In his annual letter, the CEO of a prominent asset management firm cautioned that the U.S. could jeopardize its financial supremacy due to escalating deficits, potentially paving the way for Bitcoin to take the lead.
The CEO, addressing the issue of the U.S. dollar’s stability, expressed concerns that rising national debt may drive investors towards “digital assets like Bitcoin (BTC).” He highlighted that since 1989, the national debt has surged at a rate three times that of the GDP.

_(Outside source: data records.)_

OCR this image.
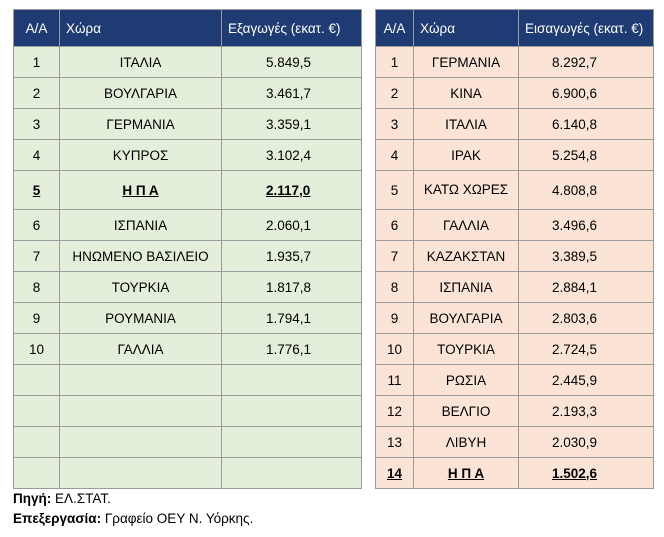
Α/Α	Χώρα	Εξαγωγές (εκατ. €)
1	ΙΤΑΛΙΑ	5.849,5
2	ΒΟΥΛΓΑΡΙΑ	3.461,7
3	ΓΕΡΜΑΝΙΑ	3.359,1
4	ΚΥΠΡΟΣ	3.102,4
5	Η Π Α	2.117,0
6	ΙΣΠΑΝΙΑ	2.060,1
7	ΗΝΩΜΕΝΟ ΒΑΣΙΛΕΙΟ	1.935,7
8	ΤΟΥΡΚΙΑ	1.817,8
9	ΡΟΥΜΑΝΙΑ	1.794,1
10	ΓΑΛΛΙΑ	1.776,1

Α/Α	Χώρα	Εισαγωγές (εκατ. €)
1	ΓΕΡΜΑΝΙΑ	8.292,7
2	ΚΙΝΑ	6.900,6
3	ΙΤΑΛΙΑ	6.140,8
4	ΙΡΑΚ	5.254,8
5	ΚΑΤΩ ΧΩΡΕΣ	4.808,8
6	ΓΑΛΛΙΑ	3.496,6
7	ΚΑΖΑΚΣΤΑΝ	3.389,5
8	ΙΣΠΑΝΙΑ	2.884,1
9	ΒΟΥΛΓΑΡΙΑ	2.803,6
10	ΤΟΥΡΚΙΑ	2.724,5
11	ΡΩΣΙΑ	2.445,9
12	ΒΕΛΓΙΟ	2.193,3
13	ΛΙΒΥΗ	2.030,9
14	Η Π Α	1.502,6
Πηγή: ΕΛ.ΣΤΑΤ.
Επεξεργασία: Γραφείο ΟΕΥ Ν. Υόρκης.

“This year, interest payments will exceed $952 billion — surpassing defense expenditures. By 2030, mandatory federal spending and debt servicing will consume the entirety of federal revenue, leading to a chronic deficit.”
— CEO
While acknowledging the promising advancements in decentralized finance, he also warned of the potential risks to America’s economic advantage. He stated that if investors increasingly view Bitcoin as a safer investment than the dollar, it could undermine the nation’s financial standing.
Tokenization enhances the accessibility of investments
The firm’s Bitcoin ETF gained significant traction in 2024, attracting over $48 billion by March, thereby integrating cryptocurrencies further into mainstream finance. However, the CEO believes that blockchain represents far more than merely Bitcoin.
He predicted that tokenization could be the next significant breakthrough in finance, positing that “every stock, every bond, every fund — indeed, every asset — can be tokenized.” He argued that this technology could lead to more efficient and accessible markets.
Moreover, he asserted that tokenization could make investing “much more democratic,” as fractional ownership could reduce barriers to accessing previously unattainable assets, such as private real estate and private equity.